A key study was conducted with registered substance. A liquid test item containing 34.4% active ingredient was assayed in an in vitro micronucleus test using human peripheral lymphocytes both in the presence and absence of metabolic activation (Flügge,2013c).The test was carried out employing 2 exposure times without S9 mix: 4 and 20 hours, and 1 exposure time with S9 mix: 4 hours. The experiment with S9 mix was carried out twice. The harvesting time was 24 hours after the end of exposure. The study was conducted in duplicate.The test item was completely dissolved in aqua ad iniectabilia. A correction factor of 2.91 was used as the supplied test item contains only 34.40% active matter.The concentrations employed were chosen based on the results of a cytotoxicity study, showing cytotoxicity and haemolysis at a concentration of 1000 µg active ingredient/mL.Hence, 1000 µg/mL were employed as the top concentration for the mutagenicity tests without and with metabolic activation.In the main study cytotoxicity and haemolysis were noted at the top concentration of 1000 µg of active ingredient/mL in the experiments without and with metabolic activation.Mitomycin C and colchicine were employed as positive controls in the absence and cyclophosphamide in the presence of metabolic activation. In the main test without metabolic activation (4- and 20-hour exposure), the micronucleus frequencies of cultures treated with active ingredient at concentrations of 125, 250, 500 or 1000 µg/mL medium (4-h and 20-h exposure) ranged from 8.0 to 16.5 micronuclei per 1000 binucleated cells and treated groups did not differ from controls. In the main test with metabolic activation (4-hour exposure), the micronucleus frequencies of cultures treated with active ingredient at concentrations of 125, 250, 500 or 1000 µg/mL medium ranged from 11.0 to 21.0 micronuclei per 1000 binucleated cells and treated groups were als not different from controls.

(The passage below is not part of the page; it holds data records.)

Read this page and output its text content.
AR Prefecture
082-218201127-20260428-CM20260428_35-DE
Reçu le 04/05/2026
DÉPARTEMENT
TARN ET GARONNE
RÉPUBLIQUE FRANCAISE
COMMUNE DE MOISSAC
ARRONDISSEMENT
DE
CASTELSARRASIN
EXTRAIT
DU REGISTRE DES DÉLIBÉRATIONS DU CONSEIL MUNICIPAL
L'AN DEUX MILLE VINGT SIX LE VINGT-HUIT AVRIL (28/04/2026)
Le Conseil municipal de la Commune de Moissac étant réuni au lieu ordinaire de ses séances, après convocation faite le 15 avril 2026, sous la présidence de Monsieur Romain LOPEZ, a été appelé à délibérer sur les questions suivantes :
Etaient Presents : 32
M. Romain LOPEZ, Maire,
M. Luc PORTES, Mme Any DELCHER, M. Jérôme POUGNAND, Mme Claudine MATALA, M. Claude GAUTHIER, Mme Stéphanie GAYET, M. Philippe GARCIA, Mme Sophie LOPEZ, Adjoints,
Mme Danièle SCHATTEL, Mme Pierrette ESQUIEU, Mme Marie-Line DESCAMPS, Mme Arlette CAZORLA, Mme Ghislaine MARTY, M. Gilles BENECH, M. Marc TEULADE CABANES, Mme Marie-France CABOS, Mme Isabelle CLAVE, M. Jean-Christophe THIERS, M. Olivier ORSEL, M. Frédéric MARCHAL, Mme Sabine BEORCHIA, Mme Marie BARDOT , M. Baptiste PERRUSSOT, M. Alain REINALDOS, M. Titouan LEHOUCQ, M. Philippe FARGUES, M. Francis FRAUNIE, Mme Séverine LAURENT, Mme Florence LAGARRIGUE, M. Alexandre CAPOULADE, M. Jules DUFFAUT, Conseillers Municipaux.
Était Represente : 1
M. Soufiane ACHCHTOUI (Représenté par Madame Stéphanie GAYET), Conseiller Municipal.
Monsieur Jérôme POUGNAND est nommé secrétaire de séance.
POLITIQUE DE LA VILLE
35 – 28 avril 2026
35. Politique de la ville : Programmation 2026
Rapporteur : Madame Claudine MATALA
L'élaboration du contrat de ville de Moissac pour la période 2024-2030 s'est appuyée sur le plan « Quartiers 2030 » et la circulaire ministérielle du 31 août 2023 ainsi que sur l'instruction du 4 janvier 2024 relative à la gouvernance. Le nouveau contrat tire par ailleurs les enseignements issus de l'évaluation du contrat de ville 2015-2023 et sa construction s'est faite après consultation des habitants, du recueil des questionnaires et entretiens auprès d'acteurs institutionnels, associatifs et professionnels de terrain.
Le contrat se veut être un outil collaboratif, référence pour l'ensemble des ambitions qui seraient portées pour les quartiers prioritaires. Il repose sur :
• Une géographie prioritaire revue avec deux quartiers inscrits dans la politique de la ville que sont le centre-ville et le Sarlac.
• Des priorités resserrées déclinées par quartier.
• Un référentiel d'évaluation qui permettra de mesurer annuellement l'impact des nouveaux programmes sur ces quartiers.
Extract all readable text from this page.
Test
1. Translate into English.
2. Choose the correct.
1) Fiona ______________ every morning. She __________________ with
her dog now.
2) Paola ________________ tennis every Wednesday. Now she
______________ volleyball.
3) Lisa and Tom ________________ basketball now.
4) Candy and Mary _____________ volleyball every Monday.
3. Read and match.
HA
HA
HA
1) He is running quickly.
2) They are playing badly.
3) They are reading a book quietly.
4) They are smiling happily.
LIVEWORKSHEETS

In conclusion, the registered substance tested up to a cytotoxic concentration of 1000 µg/mL medium, in the absence and in the presence of metabolic activation employing two exposure times (without S9) and one exposure time (with S9) revealed no indications of mutagenic properties in the in vitro micronucleus test. In the same test, Mitomycin C and cyclophosphamide induced significant damage.


Conclusion

Standard information requirements according to REACH Guidance Part 3 R7a were fulfilled for genotoxicity testing, including bacterial and mammalian mutagenicity and chromosomal aberration. Based on the available results, there were no indications of mutagenicity or genotoxicity, and no further testing is needed. The substance can be considered to have no mutagenic or genotoxic potential.


Justification for selection of genetic toxicity endpoint
Allthough the Ames test was selected, the mammalian gene mutation test and micronucleus test are equivalent endpoints.

Short description of key information:
In a key Ames test no increase in mutations were observed up to tested concentrations of 5000 µg/plate in 5 different Salmonella typhimureum strains with and without metabolic activation. In a keymammalian gene mutation test in HPRT cells, the test item did not induce mutations in the absence and presence of metabolic activation when tested up to cytotoxic concentrations of 250 and 1000 µg/mL, respectively. In a key in vitro Micronucleus study in human peripheral lymphocytes, no chromosome damage was observed with and without metabolic activation when tested up to cytotoxic concentration of 1000 µg/mL.

Endpoint Conclusion: No adverse effect observed (negative)

Justification for classification or non-classification

Based on these results and according to the EC Directive (No.93/21/EEC) and CLP (No. 1272/2008 of 16 December 2008), the test substance does not have to be classified and has no obligatory labelling requirement for genetic toxicity.